Ale plama! Jak reagować na dziecięce gafy?
Jedziesz z dzieckiem autobusem. W pewnej chwili do autobusu wsiada pani „przy kości”, a twoje dziecko wykrzykuje – „Mamo, zobacz, jaka ta pani jest duża!”. Czy nie masz wtedy ochoty zapaść się pod ziemię?
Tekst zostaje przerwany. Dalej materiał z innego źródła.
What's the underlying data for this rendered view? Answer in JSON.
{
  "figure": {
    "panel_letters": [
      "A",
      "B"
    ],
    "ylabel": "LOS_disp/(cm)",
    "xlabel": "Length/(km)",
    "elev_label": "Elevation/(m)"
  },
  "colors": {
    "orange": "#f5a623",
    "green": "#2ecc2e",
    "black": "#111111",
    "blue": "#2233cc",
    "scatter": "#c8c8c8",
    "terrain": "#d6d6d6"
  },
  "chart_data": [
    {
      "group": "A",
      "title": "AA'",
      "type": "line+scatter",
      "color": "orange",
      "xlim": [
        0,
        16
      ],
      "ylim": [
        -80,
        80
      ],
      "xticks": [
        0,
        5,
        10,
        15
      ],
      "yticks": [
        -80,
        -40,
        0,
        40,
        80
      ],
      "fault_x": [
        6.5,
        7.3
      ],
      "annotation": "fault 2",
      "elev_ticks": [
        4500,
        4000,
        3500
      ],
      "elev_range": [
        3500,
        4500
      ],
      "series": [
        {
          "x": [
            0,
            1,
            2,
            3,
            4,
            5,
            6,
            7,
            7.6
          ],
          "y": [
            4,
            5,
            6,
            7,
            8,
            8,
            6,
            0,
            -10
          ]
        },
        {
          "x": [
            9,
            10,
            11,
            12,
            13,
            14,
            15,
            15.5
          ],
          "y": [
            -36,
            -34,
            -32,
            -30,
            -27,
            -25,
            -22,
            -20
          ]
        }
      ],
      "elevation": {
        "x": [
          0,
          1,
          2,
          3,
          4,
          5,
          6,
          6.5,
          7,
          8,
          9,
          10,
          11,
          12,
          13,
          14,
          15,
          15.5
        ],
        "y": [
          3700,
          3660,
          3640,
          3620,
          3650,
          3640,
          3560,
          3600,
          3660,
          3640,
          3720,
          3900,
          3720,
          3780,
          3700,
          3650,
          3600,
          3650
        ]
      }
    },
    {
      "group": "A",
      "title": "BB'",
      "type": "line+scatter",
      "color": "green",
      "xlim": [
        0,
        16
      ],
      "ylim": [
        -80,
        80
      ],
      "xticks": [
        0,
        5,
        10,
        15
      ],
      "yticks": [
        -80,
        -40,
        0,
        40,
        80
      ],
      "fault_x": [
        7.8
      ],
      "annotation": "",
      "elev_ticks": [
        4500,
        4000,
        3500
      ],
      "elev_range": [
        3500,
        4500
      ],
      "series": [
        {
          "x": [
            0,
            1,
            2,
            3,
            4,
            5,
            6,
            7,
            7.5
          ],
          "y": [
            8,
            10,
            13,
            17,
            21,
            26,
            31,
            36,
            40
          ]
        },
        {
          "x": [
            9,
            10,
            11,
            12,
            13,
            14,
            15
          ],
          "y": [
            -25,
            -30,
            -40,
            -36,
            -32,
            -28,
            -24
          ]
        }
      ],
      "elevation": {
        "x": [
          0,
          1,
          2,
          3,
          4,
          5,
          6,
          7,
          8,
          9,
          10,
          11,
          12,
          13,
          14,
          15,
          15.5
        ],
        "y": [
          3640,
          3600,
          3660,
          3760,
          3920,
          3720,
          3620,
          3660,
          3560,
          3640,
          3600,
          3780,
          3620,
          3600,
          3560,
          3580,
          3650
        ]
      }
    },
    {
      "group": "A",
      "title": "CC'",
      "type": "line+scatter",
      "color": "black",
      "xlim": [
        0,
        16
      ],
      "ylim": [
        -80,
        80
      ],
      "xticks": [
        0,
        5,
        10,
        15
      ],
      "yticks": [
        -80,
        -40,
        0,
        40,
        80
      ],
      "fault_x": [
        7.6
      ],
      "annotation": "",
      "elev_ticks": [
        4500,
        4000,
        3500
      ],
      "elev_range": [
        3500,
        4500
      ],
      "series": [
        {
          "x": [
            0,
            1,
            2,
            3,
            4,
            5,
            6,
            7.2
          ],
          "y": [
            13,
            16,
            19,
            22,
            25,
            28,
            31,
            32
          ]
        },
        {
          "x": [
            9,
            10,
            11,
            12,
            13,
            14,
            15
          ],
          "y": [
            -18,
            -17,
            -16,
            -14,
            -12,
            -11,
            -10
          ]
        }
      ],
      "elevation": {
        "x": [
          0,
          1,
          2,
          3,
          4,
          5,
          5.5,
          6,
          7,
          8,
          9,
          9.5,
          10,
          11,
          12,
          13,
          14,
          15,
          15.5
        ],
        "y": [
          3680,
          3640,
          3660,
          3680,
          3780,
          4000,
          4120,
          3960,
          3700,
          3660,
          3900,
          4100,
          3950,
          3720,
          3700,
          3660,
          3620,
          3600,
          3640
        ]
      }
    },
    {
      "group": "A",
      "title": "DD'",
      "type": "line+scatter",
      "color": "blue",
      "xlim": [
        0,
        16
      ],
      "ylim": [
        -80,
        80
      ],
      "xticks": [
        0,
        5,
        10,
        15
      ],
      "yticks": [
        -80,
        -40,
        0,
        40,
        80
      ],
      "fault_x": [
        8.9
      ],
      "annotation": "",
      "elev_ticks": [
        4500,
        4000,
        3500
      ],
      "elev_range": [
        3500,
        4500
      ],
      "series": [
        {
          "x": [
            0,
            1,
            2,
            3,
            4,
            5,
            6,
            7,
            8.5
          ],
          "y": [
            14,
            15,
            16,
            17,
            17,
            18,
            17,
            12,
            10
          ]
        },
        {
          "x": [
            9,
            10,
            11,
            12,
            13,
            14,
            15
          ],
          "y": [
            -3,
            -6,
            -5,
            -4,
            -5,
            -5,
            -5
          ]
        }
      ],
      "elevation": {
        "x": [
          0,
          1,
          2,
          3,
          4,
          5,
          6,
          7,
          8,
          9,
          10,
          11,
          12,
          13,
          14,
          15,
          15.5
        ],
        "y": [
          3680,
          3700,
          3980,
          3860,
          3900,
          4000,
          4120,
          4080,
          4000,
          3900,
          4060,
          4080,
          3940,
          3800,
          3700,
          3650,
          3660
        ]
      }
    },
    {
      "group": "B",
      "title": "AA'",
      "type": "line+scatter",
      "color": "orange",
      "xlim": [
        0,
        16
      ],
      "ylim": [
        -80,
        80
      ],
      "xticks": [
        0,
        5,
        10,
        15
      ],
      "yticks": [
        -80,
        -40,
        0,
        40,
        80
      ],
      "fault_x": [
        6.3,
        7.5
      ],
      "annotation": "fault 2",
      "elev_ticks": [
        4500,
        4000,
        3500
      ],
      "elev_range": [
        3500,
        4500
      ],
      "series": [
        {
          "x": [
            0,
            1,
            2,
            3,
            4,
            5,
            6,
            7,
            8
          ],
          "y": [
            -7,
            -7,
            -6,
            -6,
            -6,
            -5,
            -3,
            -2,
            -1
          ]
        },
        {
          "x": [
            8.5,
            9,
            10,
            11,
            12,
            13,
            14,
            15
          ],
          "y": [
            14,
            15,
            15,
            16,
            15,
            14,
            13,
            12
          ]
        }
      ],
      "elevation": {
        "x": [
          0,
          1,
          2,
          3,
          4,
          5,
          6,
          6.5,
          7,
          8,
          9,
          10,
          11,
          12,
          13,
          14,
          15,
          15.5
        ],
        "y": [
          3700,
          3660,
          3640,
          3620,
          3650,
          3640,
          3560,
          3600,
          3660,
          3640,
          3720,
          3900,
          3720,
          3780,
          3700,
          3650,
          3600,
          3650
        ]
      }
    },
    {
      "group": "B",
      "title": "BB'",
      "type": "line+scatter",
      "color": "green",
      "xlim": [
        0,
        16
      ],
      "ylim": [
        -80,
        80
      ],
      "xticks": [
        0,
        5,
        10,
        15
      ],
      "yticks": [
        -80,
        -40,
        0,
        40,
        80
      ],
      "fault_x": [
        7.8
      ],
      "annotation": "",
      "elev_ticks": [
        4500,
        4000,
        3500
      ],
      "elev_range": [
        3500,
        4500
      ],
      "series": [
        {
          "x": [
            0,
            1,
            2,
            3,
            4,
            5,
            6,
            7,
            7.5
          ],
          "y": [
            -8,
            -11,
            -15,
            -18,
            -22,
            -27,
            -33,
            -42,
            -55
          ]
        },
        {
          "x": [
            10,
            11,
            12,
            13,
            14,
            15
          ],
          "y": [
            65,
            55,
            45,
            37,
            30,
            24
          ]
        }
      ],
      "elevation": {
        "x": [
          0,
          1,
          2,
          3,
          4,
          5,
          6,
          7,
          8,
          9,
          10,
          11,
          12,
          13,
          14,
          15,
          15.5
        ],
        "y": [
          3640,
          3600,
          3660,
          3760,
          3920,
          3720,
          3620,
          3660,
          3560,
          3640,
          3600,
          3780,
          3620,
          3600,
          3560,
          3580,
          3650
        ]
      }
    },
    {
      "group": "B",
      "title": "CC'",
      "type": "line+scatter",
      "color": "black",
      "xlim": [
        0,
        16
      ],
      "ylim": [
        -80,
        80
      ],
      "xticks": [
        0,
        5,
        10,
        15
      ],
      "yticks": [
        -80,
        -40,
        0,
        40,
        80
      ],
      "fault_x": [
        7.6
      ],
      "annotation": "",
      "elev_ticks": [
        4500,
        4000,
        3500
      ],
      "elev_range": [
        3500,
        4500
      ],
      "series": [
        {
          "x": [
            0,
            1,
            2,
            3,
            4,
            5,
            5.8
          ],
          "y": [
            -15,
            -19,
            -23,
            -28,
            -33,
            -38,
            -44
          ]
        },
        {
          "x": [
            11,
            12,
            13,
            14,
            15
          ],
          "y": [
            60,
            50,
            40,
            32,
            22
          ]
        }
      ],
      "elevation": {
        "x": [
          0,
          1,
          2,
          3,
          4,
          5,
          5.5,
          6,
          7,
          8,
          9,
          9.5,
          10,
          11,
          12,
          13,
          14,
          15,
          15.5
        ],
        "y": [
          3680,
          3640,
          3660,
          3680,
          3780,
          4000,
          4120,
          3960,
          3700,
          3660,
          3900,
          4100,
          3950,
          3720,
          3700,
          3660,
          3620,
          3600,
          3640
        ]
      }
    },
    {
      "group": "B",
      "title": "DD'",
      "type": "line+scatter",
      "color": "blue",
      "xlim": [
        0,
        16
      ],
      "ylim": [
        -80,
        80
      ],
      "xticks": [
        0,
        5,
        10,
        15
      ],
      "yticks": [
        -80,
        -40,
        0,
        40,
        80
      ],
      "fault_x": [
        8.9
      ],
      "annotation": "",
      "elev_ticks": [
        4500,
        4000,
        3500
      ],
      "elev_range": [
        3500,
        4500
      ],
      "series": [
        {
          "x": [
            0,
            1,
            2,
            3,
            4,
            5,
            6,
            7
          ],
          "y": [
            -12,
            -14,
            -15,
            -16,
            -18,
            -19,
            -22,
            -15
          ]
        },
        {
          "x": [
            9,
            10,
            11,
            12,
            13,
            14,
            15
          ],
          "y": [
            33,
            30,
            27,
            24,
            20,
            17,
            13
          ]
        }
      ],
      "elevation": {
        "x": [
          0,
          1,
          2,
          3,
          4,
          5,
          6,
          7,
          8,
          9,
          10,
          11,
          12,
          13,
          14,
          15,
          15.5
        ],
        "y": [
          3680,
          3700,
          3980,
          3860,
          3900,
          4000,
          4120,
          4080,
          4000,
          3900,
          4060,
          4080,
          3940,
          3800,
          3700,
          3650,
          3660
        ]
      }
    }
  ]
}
16.11.2006 | aktual.: 31.05.2010 22:00
Jedziesz z dzieckiem autobusem. W pewnej chwili do autobusu wsiada pani „przy kości”, a twoje dziecko wykrzykuje – „Mamo, zobacz, jaka ta pani jest duża!”. Albo – przychodzi hydraulik naprawić cieknący kran w łazience, jesteś w domu tylko z dzieckiem i zlecasz dziecku tajną misję, mówiąc, aby popilnowało pana, podczas gdy ty zajmujesz się gotowaniem obiadu. Dziecko wchodzi do łazienki i opowiada o tym, co mu przed chwilą powiedziałaś – „mama kazała mi pana pilnować”. Czy nie masz wtedy ochoty zapaść się pod ziemię?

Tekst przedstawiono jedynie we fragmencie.